A point that I very much want to establish is that the choice of these Readymades was never dictated by an aesthetic delectation. The choice was based on visual indifference—a total absence of good or bad taste—in fact, a complete anesthesia. -Duchamp
Thus, it is hard to improve upon the piece visually if indifference is the point.

At least to me, the question that the Duchamp piece provokes is, "why is this?" while the recreation makes me ask, "why is that there?" and I find the former to be a more interesting question.

Lastly, the original is a physical object with moving parts that the artist and/or viewers could interact with, which the picture is not. One can take impressive photos of Rodin sculptures but few would argue that they improve on the originals.
posted by Candleman at 1:27 AM on December 28, 2011


I'm not an art critic, but I know what I like. And, frankly, I'm somewhat relieved I got more agreements than disagreements with my jerky-knee reactions (and thankful to those of you who went down the long list of entries come back with a YOU SHOULDA INCLUDED THIS).

I liked that the Duchamp (did I misspell it Duchanp? AAARRRGGGHHH.) remake was more complicated than the original but still within the parameters of "why is this"? (My reaction to "indifference is the point" is "meh".) But I certainly should have used terminology like "amplified" or "added to" rather than "improved on".
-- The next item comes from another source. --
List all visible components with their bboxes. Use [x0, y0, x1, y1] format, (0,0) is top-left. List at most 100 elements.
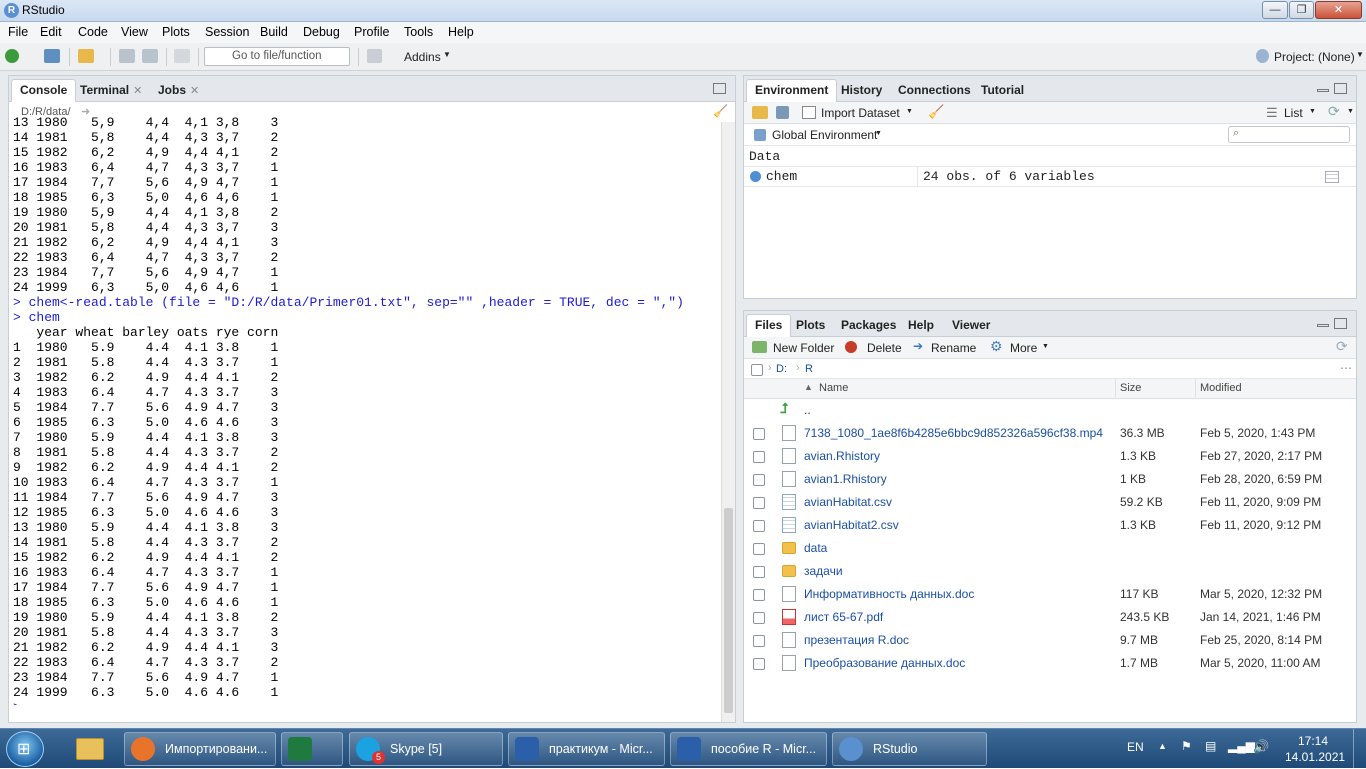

I also misused the term "irony" for the description of the Magritte piece. I'm more used to writing about TV shows (where "irony" is almost ALWAYS misused).
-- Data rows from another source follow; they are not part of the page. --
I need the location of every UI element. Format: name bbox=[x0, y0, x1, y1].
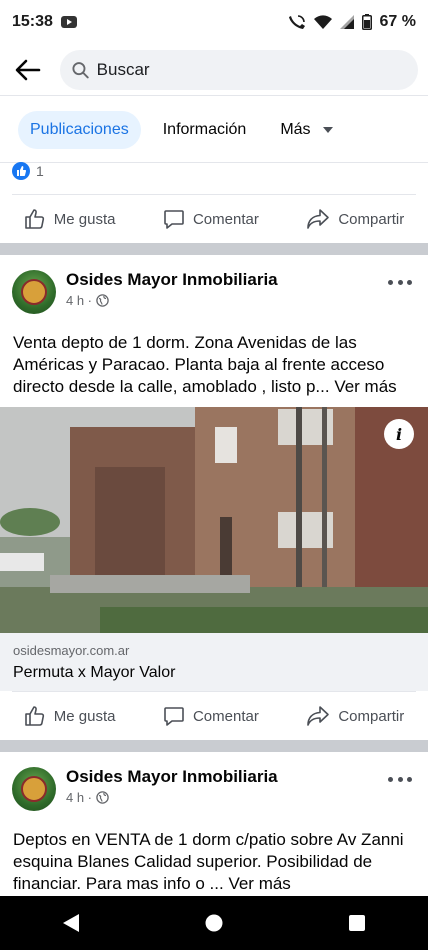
caret-down-icon bbox=[322, 126, 333, 133]
tab-mas[interactable]: Más bbox=[268, 111, 344, 149]
post-options-button[interactable] bbox=[388, 274, 412, 290]
share-button[interactable]: Compartir bbox=[306, 208, 404, 230]
share-icon bbox=[307, 209, 330, 229]
post-actions: Me gusta Comentar Compartir bbox=[0, 195, 428, 243]
tab-mas-label: Más bbox=[280, 120, 311, 138]
search-icon bbox=[72, 61, 89, 78]
wifi-calling-icon bbox=[288, 15, 305, 29]
like-button[interactable]: Me gusta bbox=[24, 705, 116, 727]
nav-back-button[interactable] bbox=[41, 903, 101, 943]
share-label: Compartir bbox=[338, 210, 405, 228]
thumbs-up-icon bbox=[24, 209, 44, 229]
battery-icon bbox=[361, 14, 372, 30]
share-icon bbox=[307, 706, 330, 726]
comment-icon bbox=[164, 210, 184, 229]
signal-icon bbox=[339, 15, 354, 29]
link-preview[interactable]: osidesmayor.com.ar Permuta x Mayor Valor bbox=[0, 633, 428, 691]
triangle-back-icon bbox=[63, 914, 80, 932]
square-recents-icon bbox=[348, 915, 365, 931]
see-more-link[interactable]: Ver más bbox=[334, 377, 396, 396]
wifi-icon bbox=[313, 15, 332, 29]
comment-icon bbox=[164, 707, 184, 726]
comment-label: Comentar bbox=[192, 707, 259, 725]
page-name[interactable]: Osides Mayor Inmobiliaria bbox=[66, 270, 278, 290]
post-header: Osides Mayor Inmobiliaria 4 h · bbox=[0, 266, 428, 322]
comment-button[interactable]: Comentar bbox=[163, 208, 259, 230]
see-more-link[interactable]: Ver más bbox=[228, 874, 290, 893]
nav-recents-button[interactable] bbox=[327, 903, 387, 943]
status-time: 15:38 bbox=[12, 13, 53, 30]
page-name[interactable]: Osides Mayor Inmobiliaria bbox=[66, 767, 278, 787]
like-reaction-icon bbox=[12, 162, 30, 180]
comment-label: Comentar bbox=[192, 210, 259, 228]
post-header: Osides Mayor Inmobiliaria 4 h · bbox=[0, 763, 428, 819]
globe-icon bbox=[96, 294, 109, 307]
back-button[interactable] bbox=[10, 52, 46, 88]
feed-separator bbox=[0, 243, 428, 255]
youtube-notification-icon bbox=[60, 16, 77, 28]
like-label: Me gusta bbox=[53, 210, 116, 228]
search-input[interactable] bbox=[96, 59, 406, 80]
post-time[interactable]: 4 h · bbox=[66, 293, 92, 308]
post-time[interactable]: 4 h · bbox=[66, 790, 92, 805]
post-body: Deptos en VENTA de 1 dorm c/patio sobre … bbox=[13, 830, 404, 893]
share-button[interactable]: Compartir bbox=[306, 705, 404, 727]
circle-home-icon bbox=[205, 914, 223, 932]
like-button[interactable]: Me gusta bbox=[24, 208, 116, 230]
post-meta: 4 h · bbox=[66, 293, 109, 308]
post-image[interactable]: i bbox=[0, 407, 428, 633]
arrow-left-icon bbox=[15, 59, 41, 80]
tab-informacion[interactable]: Información bbox=[151, 111, 259, 149]
search-box[interactable] bbox=[60, 49, 418, 90]
system-navigation-bar bbox=[0, 896, 428, 950]
post-options-button[interactable] bbox=[388, 771, 412, 787]
search-header bbox=[0, 44, 428, 96]
tab-publicaciones[interactable]: Publicaciones bbox=[18, 110, 141, 149]
reaction-count: 1 bbox=[36, 163, 44, 179]
post-body: Venta depto de 1 dorm. Zona Avenidas de … bbox=[13, 333, 385, 396]
info-button[interactable]: i bbox=[384, 419, 414, 449]
post-text: Deptos en VENTA de 1 dorm c/patio sobre … bbox=[13, 829, 417, 895]
thumbs-up-icon bbox=[24, 706, 44, 726]
page-avatar[interactable] bbox=[12, 270, 56, 314]
page-avatar[interactable] bbox=[12, 767, 56, 811]
nav-home-button[interactable] bbox=[184, 903, 244, 943]
link-domain: osidesmayor.com.ar bbox=[13, 643, 130, 658]
status-indicators: 67 % bbox=[288, 13, 416, 31]
link-title: Permuta x Mayor Valor bbox=[13, 664, 176, 681]
share-label: Compartir bbox=[338, 707, 405, 725]
post-actions: Me gusta Comentar Compartir bbox=[0, 692, 428, 740]
feed-separator bbox=[0, 740, 428, 752]
globe-icon bbox=[96, 791, 109, 804]
like-label: Me gusta bbox=[53, 707, 116, 725]
battery-level: 67 % bbox=[379, 13, 416, 30]
building-photo bbox=[0, 407, 428, 633]
reaction-summary[interactable]: 1 bbox=[12, 162, 44, 180]
page-tabs: Publicaciones Información Más bbox=[0, 97, 428, 163]
comment-button[interactable]: Comentar bbox=[163, 705, 259, 727]
post-text: Venta depto de 1 dorm. Zona Avenidas de … bbox=[13, 332, 417, 398]
post-meta: 4 h · bbox=[66, 790, 109, 805]
status-bar: 15:38 67 % bbox=[0, 0, 428, 44]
But the whole purpose of the contest was using unedited photographs to re-make/re-define/re-contextualize familiar works of art. It worked for me.
posted by oneswellfoop at 11:43 AM on December 28, 2011


Well put, Candleman. Plus, it's very possible that the readymades were not what he said. Given that he was a chess master, that every time he spoke about Dada he was basically screaming, "THIS MAKES NO SENSE I AM LYING TO YOU," and that the art historians generally don't want to consider the idea makes me very inclined to believe the theory. Not to mention that if you look at the Mona Lisa next to L.H.O.O.Q. it's clear that the face is modified.

As you'll see most of the way down the last link, there's something fishy going on with the Bicycle Wheel. At the very least, an un-doctored photograph is missing the point, and it's likely that using an actual readymade is missing the point if the physical wheel ever existed. Even without that "improving" on a readymade is a nonsensical proposition (but I can see how it could be taken as an extension, but then, so what a century later?).

I should say, Candleman, that I love all of this Duchamp trickery so much because its discovery doesn't invalidate your explanation. At least not without invalidating everything from Mondrian to Cristo. It still overtly shaped the following century of art, with a built-in time release to carry it (or us) into the next era!
posted by cmoj at 12:26 PM on December 28, 2011


Late to the party here, but this totally reminded me of the awesome music video for "70 Million" by Hold Your Horses (a great song in its own right, discussed previously).